Yuanjie Zhu, Liangwei Yang, Ke Xu, Weizhi Zhang, Zihe Song, Jindong Wang, Philip S. Yu


Abstract
Large Language Models (LLMs) are reshaping unsupervised learning by offering an unprecedented ability to perform text clustering based on their deep semantic understanding. However, their direct application is fundamentally limited by a lack of stateful memory for iterative refinement and the difficulty of managing cluster granularity. As a result, existing methods often rely on complex pipelines with external modules, sacrificing a truly end-to-end approach. We introduce LLM-MemCluster, a novel framework that reconceptualizes clustering as a fully LLM-native task. It leverages a Dynamic Memory to instill state awareness and a Dual-Prompt Strategy to enable the model to reason about and determine the number of clusters. Evaluated on several benchmark datasets, our tuning-free framework significantly and consistently outperforms strong baselines. LLM-MemCluster presents an effective, interpretable, and truly end-to-end paradigm for LLM-based text clustering.
Anthology ID:
2026.knowfm-1.7
Volume:
Proceedings of the 4th Workshop on Towards Knowledgeable Foundation Models (KnowFM 2026)
Month:
July
Year:
2026
Address:
San Diego, California, United States
Editors:
Canyu Chen, Yuji Zhang, Zoey Sha Li, Zihan Wang, Qineng Wang, Jinyan Su, Priyanka Kargupta, Sara Vera Marjanović, Jeff Z. Pan, Mohit Bansal, Isabelle Augenstein, Jiawei Han, Heng Ji, Manling Li
Venues:
KnowFM | WS
SIG:
Publisher:
Association for Computational Linguistics
Note:
Pages:
90–104
Language:
URL:
https://preview.aclanthology.org/ingest-acl-workshops/2026.knowfm-1.7/
DOI:
Bibkey:
Cite (ACL):
Yuanjie Zhu, Liangwei Yang, Ke Xu, Weizhi Zhang, Zihe Song, Jindong Wang, and Philip S. Yu. 2026. LLM-MemCluster: Empowering Large Language Models with Dynamic Memory for Text Clustering.
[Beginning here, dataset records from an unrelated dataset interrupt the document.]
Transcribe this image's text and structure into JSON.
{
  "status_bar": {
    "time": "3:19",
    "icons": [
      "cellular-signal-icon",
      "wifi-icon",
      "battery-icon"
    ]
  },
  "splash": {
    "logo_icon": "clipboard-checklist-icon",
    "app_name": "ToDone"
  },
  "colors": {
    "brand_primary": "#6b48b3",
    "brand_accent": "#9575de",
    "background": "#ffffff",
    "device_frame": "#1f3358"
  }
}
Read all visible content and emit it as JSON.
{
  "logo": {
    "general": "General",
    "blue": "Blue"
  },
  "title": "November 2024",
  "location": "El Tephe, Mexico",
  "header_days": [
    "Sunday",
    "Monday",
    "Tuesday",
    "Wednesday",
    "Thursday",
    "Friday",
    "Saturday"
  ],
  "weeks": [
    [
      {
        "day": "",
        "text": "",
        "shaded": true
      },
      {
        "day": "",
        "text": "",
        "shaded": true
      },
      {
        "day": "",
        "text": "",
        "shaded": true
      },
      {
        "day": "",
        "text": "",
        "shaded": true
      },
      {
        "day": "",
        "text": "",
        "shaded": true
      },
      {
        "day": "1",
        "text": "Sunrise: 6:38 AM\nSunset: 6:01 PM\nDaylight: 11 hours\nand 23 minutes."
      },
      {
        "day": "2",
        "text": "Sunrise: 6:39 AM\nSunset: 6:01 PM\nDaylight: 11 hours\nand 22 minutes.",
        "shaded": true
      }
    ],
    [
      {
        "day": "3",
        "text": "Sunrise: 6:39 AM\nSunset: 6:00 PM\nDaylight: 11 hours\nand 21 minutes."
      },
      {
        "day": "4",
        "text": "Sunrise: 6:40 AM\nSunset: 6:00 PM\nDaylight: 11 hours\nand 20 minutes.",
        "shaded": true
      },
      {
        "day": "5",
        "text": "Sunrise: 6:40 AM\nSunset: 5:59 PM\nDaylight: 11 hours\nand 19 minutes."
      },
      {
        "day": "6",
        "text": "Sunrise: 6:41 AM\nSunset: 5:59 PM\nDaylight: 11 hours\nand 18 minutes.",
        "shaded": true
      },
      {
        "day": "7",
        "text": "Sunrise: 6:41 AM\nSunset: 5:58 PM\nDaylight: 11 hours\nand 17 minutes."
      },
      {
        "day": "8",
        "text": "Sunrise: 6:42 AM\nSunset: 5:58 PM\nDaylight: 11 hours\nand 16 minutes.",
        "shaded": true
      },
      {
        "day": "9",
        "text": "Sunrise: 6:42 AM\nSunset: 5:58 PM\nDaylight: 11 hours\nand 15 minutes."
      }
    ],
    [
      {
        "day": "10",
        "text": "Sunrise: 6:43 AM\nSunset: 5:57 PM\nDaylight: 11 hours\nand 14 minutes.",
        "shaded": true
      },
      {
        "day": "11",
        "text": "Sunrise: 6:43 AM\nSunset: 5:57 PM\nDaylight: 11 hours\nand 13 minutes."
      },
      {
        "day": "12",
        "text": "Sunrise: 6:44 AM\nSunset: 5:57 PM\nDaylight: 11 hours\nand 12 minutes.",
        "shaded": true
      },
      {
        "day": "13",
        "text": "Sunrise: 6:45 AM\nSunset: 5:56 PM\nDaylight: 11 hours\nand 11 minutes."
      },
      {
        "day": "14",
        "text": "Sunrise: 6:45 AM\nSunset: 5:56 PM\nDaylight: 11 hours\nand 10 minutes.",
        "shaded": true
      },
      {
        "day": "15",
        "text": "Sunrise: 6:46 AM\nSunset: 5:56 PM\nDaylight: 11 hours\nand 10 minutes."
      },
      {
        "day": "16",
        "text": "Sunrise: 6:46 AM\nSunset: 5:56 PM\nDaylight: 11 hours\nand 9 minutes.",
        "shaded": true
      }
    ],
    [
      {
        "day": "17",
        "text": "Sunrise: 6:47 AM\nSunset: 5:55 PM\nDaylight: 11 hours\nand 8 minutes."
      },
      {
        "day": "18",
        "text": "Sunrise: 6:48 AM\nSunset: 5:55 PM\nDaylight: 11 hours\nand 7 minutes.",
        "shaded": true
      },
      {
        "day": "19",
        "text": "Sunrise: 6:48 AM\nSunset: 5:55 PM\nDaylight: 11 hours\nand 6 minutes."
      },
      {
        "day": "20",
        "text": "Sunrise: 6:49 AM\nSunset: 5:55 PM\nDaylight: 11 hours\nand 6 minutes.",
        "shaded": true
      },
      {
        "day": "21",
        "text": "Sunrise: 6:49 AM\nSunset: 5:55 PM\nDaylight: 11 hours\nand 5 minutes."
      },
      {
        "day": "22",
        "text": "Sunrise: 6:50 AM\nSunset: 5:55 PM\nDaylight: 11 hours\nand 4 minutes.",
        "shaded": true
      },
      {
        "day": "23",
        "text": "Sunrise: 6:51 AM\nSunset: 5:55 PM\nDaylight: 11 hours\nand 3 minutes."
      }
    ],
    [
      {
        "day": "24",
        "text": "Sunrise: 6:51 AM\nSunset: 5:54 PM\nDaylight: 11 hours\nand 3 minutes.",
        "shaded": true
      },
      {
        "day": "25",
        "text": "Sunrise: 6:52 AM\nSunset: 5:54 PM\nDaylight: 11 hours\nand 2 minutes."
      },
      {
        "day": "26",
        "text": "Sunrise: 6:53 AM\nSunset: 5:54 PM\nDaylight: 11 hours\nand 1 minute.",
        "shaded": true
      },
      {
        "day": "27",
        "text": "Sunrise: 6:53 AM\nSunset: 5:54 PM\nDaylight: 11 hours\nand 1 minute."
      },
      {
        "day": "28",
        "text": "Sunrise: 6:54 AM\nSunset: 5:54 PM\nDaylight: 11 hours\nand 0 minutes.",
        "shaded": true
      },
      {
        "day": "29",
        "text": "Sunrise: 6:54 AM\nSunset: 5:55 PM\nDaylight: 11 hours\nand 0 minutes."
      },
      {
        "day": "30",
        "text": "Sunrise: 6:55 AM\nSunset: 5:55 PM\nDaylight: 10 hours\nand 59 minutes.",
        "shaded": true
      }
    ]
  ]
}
In Proceedings of the 4th Workshop on Towards Knowledgeable Foundation Models (KnowFM 2026), pages 90–104, San Diego, California, United States. Association for Computational Linguistics.
Cite (Informal):
LLM-MemCluster: Empowering Large Language Models with Dynamic Memory for Text Clustering (Zhu et al., KnowFM 2026)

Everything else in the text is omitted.